Cinco historias que nos traspasaron durante este año

Personas que se levantaron contra todo pronóstico, rompiendo perjuicios y demostrando que jamás hay que bajar los brazos  y que la vida siempre nos puede sorprender. Te invitamos a revivirlas acá.

31/12/2021 | 14:55

Bárbara Anderson, corresponsal de Cadena 3 en México, nos contó cómo han transcurrido estos diez años junto a Lucca, su hijo con parálisis cerebral por quien se ha convertido en una "madre luchona".

“La parálisis cerebral duele mucho y si tuviera que elegir no quisiera que la tuviera porque a pesar de que hacemos los esfuerzos, sé que le va a costar todo.
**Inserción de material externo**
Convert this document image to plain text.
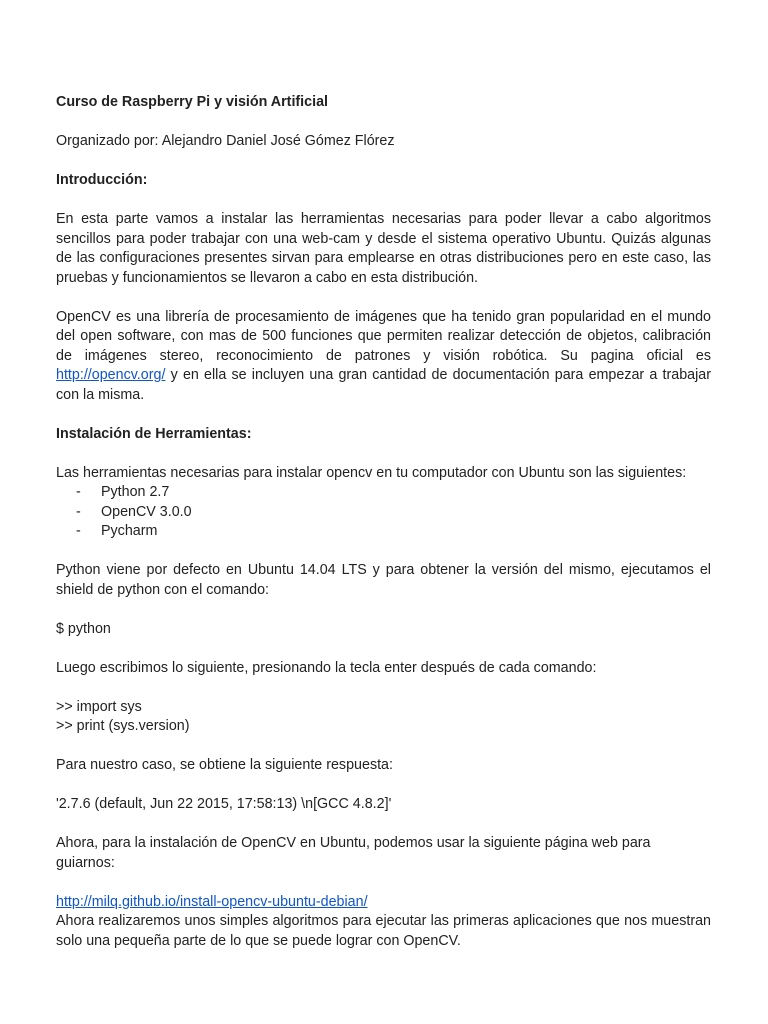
Curso de Raspberry Pi y visión Artificial

Organizado por: Alejandro Daniel José Gómez Flórez

Introducción:

En esta parte vamos a instalar las herramientas necesarias para poder llevar a cabo algoritmos sencillos para poder trabajar con una web-cam y desde el sistema operativo Ubuntu. Quizás algunas de las configuraciones presentes sirvan para emplearse en otras distribuciones pero en este caso, las pruebas y funcionamientos se llevaron a cabo en esta distribución.

OpenCV es una librería de procesamiento de imágenes que ha tenido gran popularidad en el mundo del open software, con mas de 500 funciones que permiten realizar detección de objetos, calibración de imágenes stereo, reconocimiento de patrones y visión robótica. Su pagina oficial es http://opencv.org/ y en ella se incluyen una gran cantidad de documentación para empezar a trabajar con la misma.

Instalación de Herramientas:

Las herramientas necesarias para instalar opencv en tu computador con Ubuntu son las siguientes:

-	Python 2.7
-	OpenCV 3.0.0
-	Pycharm

Python viene por defecto en Ubuntu 14.04 LTS y para obtener la versión del mismo, ejecutamos el shield de python con el comando:

$ python

Luego escribimos lo siguiente, presionando la tecla enter después de cada comando:

>> import sys

>> print (sys.version)

Para nuestro caso, se obtiene la siguiente respuesta:

'2.7.6 (default, Jun 22 2015, 17:58:13) \n[GCC 4.8.2]'

Ahora, para la instalación de OpenCV en Ubuntu, podemos usar la siguiente página web para guiarnos:

http://milq.github.io/install-opencv-ubuntu-debian/

Ahora realizaremos unos simples algoritmos para ejecutar las primeras aplicaciones que nos muestran solo una pequeña parte de lo que se puede lograr con OpenCV.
Vivimos en una sociedad donde la escuela va a ser difícil, las miradas van a ser permanentes, tengas o no discapacidad”, explicó.

“Como soy periodista no me callo nada y me he convertido en un megáfono peleador para conseguir que los cines sean accesibles, que el auditorio de México sea accesible, que las rampas sean de verdad accesibles y que si vamos a un parque de diversiones me dejen acceder”, afirmó.
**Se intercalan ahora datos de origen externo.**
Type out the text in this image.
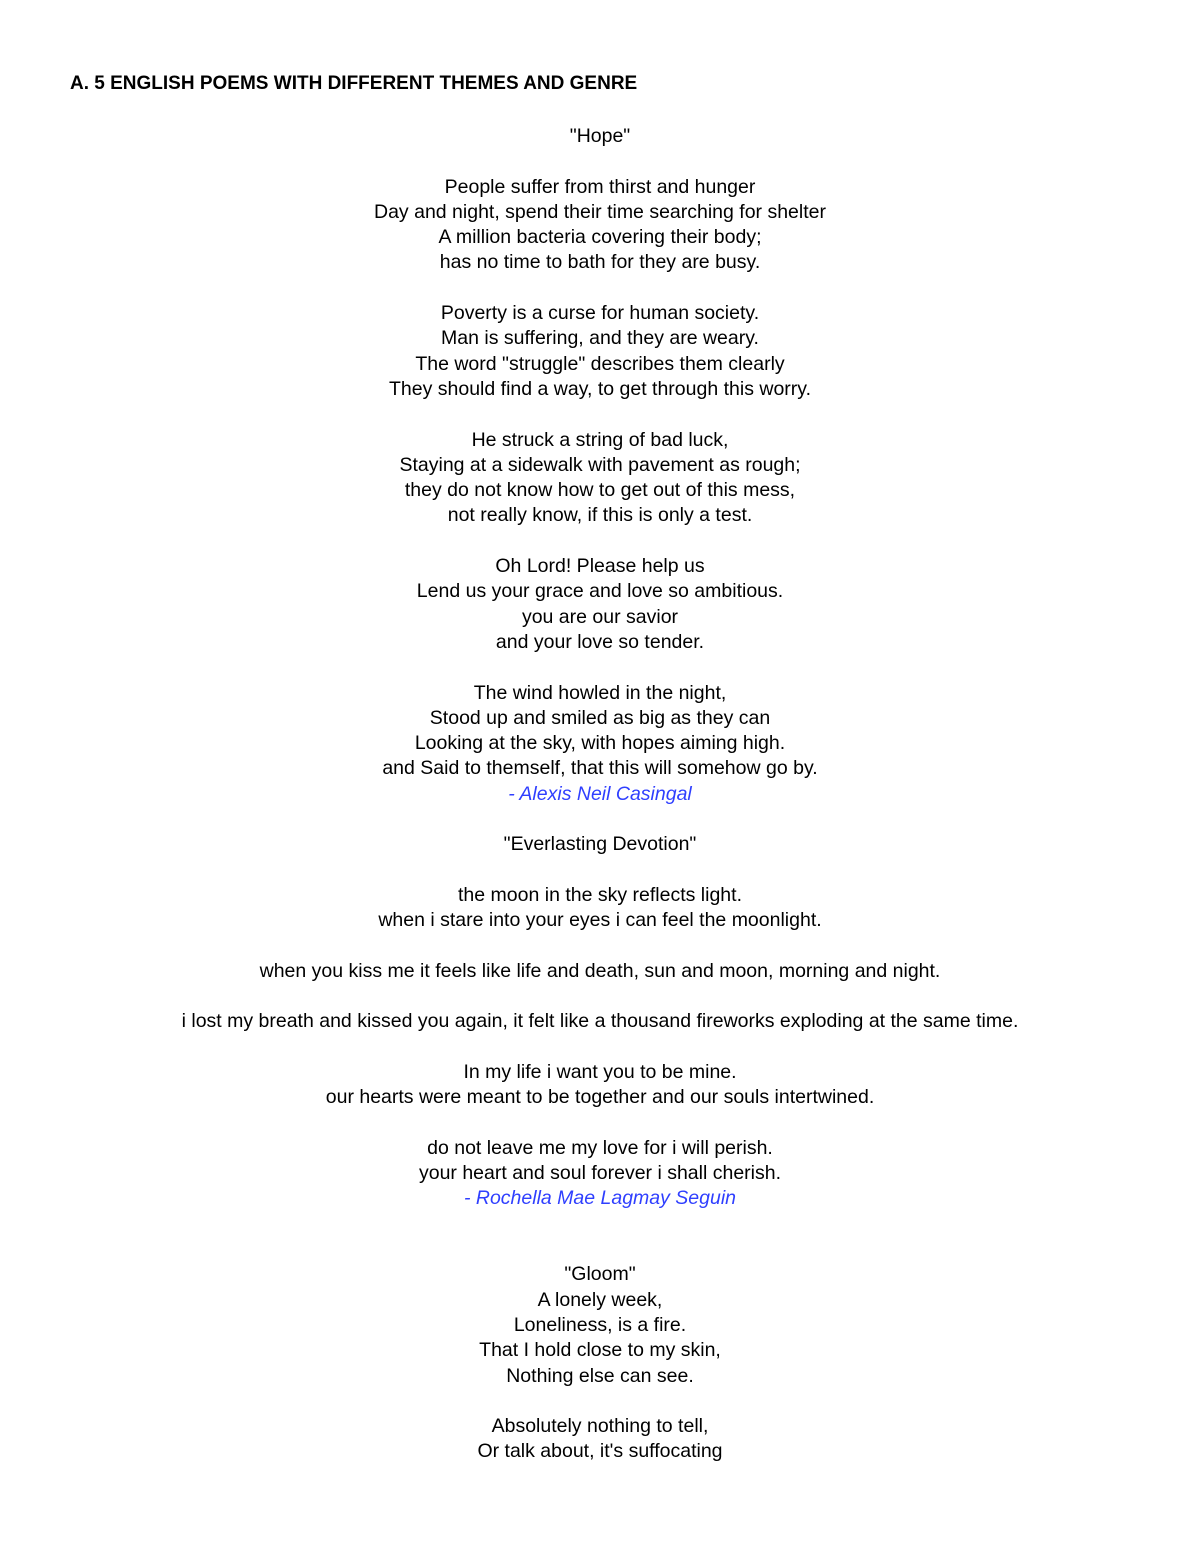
A. 5 ENGLISH POEMS WITH DIFFERENT THEMES AND GENRE
"Hope"
People suffer from thirst and hunger
Day and night, spend their time searching for shelter
A million bacteria covering their body;
has no time to bath for they are busy.
Poverty is a curse for human society.
Man is suffering, and they are weary.
The word "struggle" describes them clearly
They should find a way, to get through this worry.
He struck a string of bad luck,
Staying at a sidewalk with pavement as rough;
they do not know how to get out of this mess,
not really know, if this is only a test.
Oh Lord! Please help us
Lend us your grace and love so ambitious.
you are our savior
and your love so tender.
The wind howled in the night,
Stood up and smiled as big as they can
Looking at the sky, with hopes aiming high.
and Said to themself, that this will somehow go by.
- Alexis Neil Casingal
"Everlasting Devotion"
the moon in the sky reflects light.
when i stare into your eyes i can feel the moonlight.
when you kiss me it feels like life and death, sun and moon, morning and night.
i lost my breath and kissed you again, it felt like a thousand fireworks exploding at the same time.
In my life i want you to be mine.
our hearts were meant to be together and our souls intertwined.
do not leave me my love for i will perish.
your heart and soul forever i shall cherish.
- Rochella Mae Lagmay Seguin
"Gloom"
A lonely week,
Loneliness, is a fire.
That I hold close to my skin,
Nothing else can see.
Absolutely nothing to tell,
Or talk about, it's suffocating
“Me he encontrado con que me dicen ‘no tengo cupo en el colegio’, con gente que en un cumpleaños me pregunta si es contagioso, que me dice por qué lo saco a la calle y no lo guardo para no dar pena”, lamentó y como  anécdota contó: "Mi hijo menor Bruno me pregunta ‘por qué le dicen parálisis cerebral si no está paralizado, si estuviera paralizado su cerebro no estaría vivo’".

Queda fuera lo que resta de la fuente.